Pendant deux heures, Mayhem offre un panorama de son histoire trouble, musicale et personnelle. On commence avec des titres relativement récents, l'occasion pour le groupe de jouer MILAB ou de remonter vingt ans en arrière pour nous sortir Chimera du placard, deux morceaux assez rares. C'est dans sa seconde partie cependant que le concert atteint son paroxysme, quand le groupe se replonge dans son premier album avec Freezing Moon, De Mysteriis Dom Sathanas ou encore Funeral Fog (Attila cédant alors sa place à un enregistrement de Dead). Circle pit, slam : l'ambiance s'intensifie et n'est pas celle du concert de black typique. Sur un écran, le groupe projette des photos et autres archives. On y croise des visages familiers et, sans fausse pudeur ni révisionnisme, Mayhem assume son histoire et ses origines faites de suicide et de meurtre alors que défilent les visages d'Euronymous, Dead et Vikernes, entre hommage et préservation du folklore. Comme le veut la tradition, le concert s'achève en "bouclant la boucle" avec l'EP Deathcrush, première sortie officielle du groupe et joué presque en intégralité, l'intro de Conrad Schnitzler, passé notamment par Tangerine Dreams offrant alors une respiration bienvenue avant cette dernière tempête infernale.

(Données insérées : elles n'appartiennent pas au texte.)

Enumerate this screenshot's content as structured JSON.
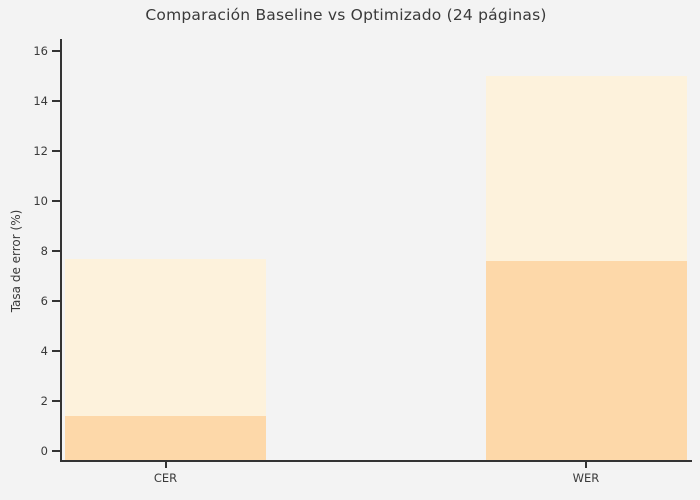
{
  "title": "Comparación Baseline vs Optimizado (24 páginas)",
  "colors": {
    "background": "#f3f3f3",
    "baseline_bar": "#fdf2dc",
    "optimizado_bar": "#fdd8a9",
    "axis": "#333333",
    "text": "#3a3a3a"
  },
  "chart_data": {
    "type": "bar",
    "title": "Comparación Baseline vs Optimizado (24 páginas)",
    "categories": [
      "CER",
      "WER"
    ],
    "series": [
      {
        "name": "Baseline",
        "color": "#fdf2dc",
        "values": [
          7.7,
          15.0
        ]
      },
      {
        "name": "Optimizado",
        "color": "#fdd8a9",
        "values": [
          1.4,
          7.6
        ]
      }
    ],
    "layout_hint": "overlaid bars (Optimizado drawn in front of Baseline), no legend, no grid, left and bottom spines only, outward ticks",
    "xlabel": "",
    "ylabel": "Tasa de error (%)",
    "ylim": [
      0,
      16
    ],
    "yticks": [
      0,
      2,
      4,
      6,
      8,
      10,
      12,
      14,
      16
    ],
    "grid": false,
    "legend": "none"
  }
}
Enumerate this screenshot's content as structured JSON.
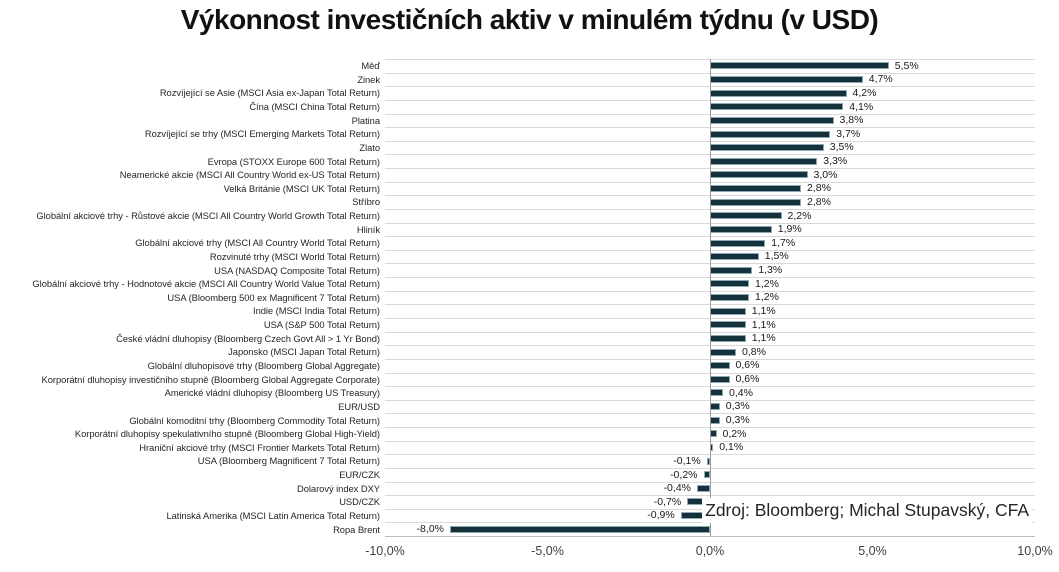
{
  "title": "Výkonnost investičních aktiv v minulém týdnu (v USD)",
  "source": "Zdroj: Bloomberg; Michal Stupavský, CFA",
  "colors": {
    "bar_fill": "#13303b",
    "bar_border": "#8ca9b4",
    "gridline": "#d9d9d9",
    "zero_line": "#9b9b9b",
    "axis_line": "#bfbfbf",
    "text": "#262626"
  },
  "chart_data": {
    "type": "bar",
    "orientation": "horizontal",
    "title": "Výkonnost investičních aktiv v minulém týdnu (v USD)",
    "xlabel": "",
    "ylabel": "",
    "xlim": [
      -10,
      10
    ],
    "grid": "category-separators",
    "legend": "none",
    "x_ticks": [
      {
        "label": "-10,0%",
        "value": -10
      },
      {
        "label": "-5,0%",
        "value": -5
      },
      {
        "label": "0,0%",
        "value": 0
      },
      {
        "label": "5,0%",
        "value": 5
      },
      {
        "label": "10,0%",
        "value": 10
      }
    ],
    "categories": [
      "Měď",
      "Zinek",
      "Rozvíjející se Asie (MSCI Asia ex-Japan Total Return)",
      "Čína (MSCI China Total Return)",
      "Platina",
      "Rozvíjející se trhy (MSCI Emerging Markets Total Return)",
      "Zlato",
      "Evropa (STOXX Europe 600 Total Return)",
      "Neamerické akcie (MSCI All Country World ex-US Total Return)",
      "Velká Británie (MSCI UK Total Return)",
      "Stříbro",
      "Globální akciové trhy - Růstové akcie (MSCI All Country World Growth Total Return)",
      "Hliník",
      "Globální akciové trhy (MSCI All Country World Total Return)",
      "Rozvinuté trhy (MSCI World Total Return)",
      "USA (NASDAQ Composite Total Return)",
      "Globální akciové trhy - Hodnotové akcie (MSCI All Country World Value Total Return)",
      "USA (Bloomberg 500 ex Magnificent 7 Total Return)",
      "Indie (MSCI India Total Return)",
      "USA (S&P 500 Total Return)",
      "České vládní dluhopisy (Bloomberg Czech Govt All > 1 Yr Bond)",
      "Japonsko (MSCI Japan Total Return)",
      "Globální dluhopisové trhy (Bloomberg Global Aggregate)",
      "Korporátní dluhopisy investičního stupně (Bloomberg Global Aggregate Corporate)",
      "Americké vládní dluhopisy (Bloomberg US Treasury)",
      "EUR/USD",
      "Globální komoditní trhy (Bloomberg Commodity Total Return)",
      "Korporátní dluhopisy spekulativního stupně (Bloomberg Global High-Yield)",
      "Hraniční akciové trhy (MSCI Frontier Markets Total Return)",
      "USA (Bloomberg Magnificent 7 Total Return)",
      "EUR/CZK",
      "Dolarový index DXY",
      "USD/CZK",
      "Latinská Amerika (MSCI Latin America Total Return)",
      "Ropa Brent"
    ],
    "values": [
      5.5,
      4.7,
      4.2,
      4.1,
      3.8,
      3.7,
      3.5,
      3.3,
      3.0,
      2.8,
      2.8,
      2.2,
      1.9,
      1.7,
      1.5,
      1.3,
      1.2,
      1.2,
      1.1,
      1.1,
      1.1,
      0.8,
      0.6,
      0.6,
      0.4,
      0.3,
      0.3,
      0.2,
      0.1,
      -0.1,
      -0.2,
      -0.4,
      -0.7,
      -0.9,
      -8.0
    ],
    "value_labels": [
      "5,5%",
      "4,7%",
      "4,2%",
      "4,1%",
      "3,8%",
      "3,7%",
      "3,5%",
      "3,3%",
      "3,0%",
      "2,8%",
      "2,8%",
      "2,2%",
      "1,9%",
      "1,7%",
      "1,5%",
      "1,3%",
      "1,2%",
      "1,2%",
      "1,1%",
      "1,1%",
      "1,1%",
      "0,8%",
      "0,6%",
      "0,6%",
      "0,4%",
      "0,3%",
      "0,3%",
      "0,2%",
      "0,1%",
      "-0,1%",
      "-0,2%",
      "-0,4%",
      "-0,7%",
      "-0,9%",
      "-8,0%"
    ]
  }
}
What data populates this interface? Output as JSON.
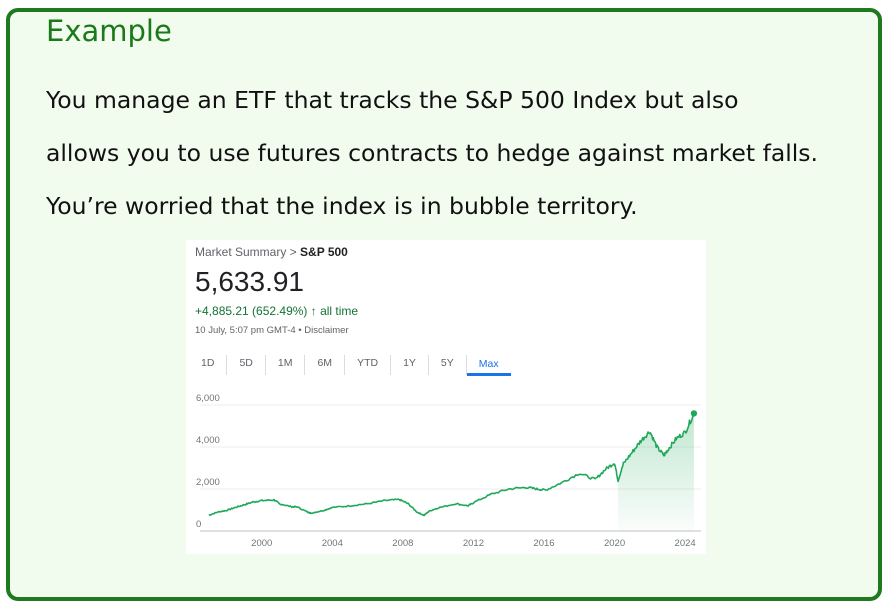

Mayhem ne s'est pas moqué de son public. Avec un show généreux, long et relativement exhaustif, le groupe norvégien a offert un large panorama de son histoire à son public. L'occasion était donc idéale pour en apprécier les richesses... mais aussi de constater à quel point la folie des racines uniques et malades du projet continuent de nourrir nos cauchemars tant leur son révolutionnaire à l'époque reste unique aujourd'hui.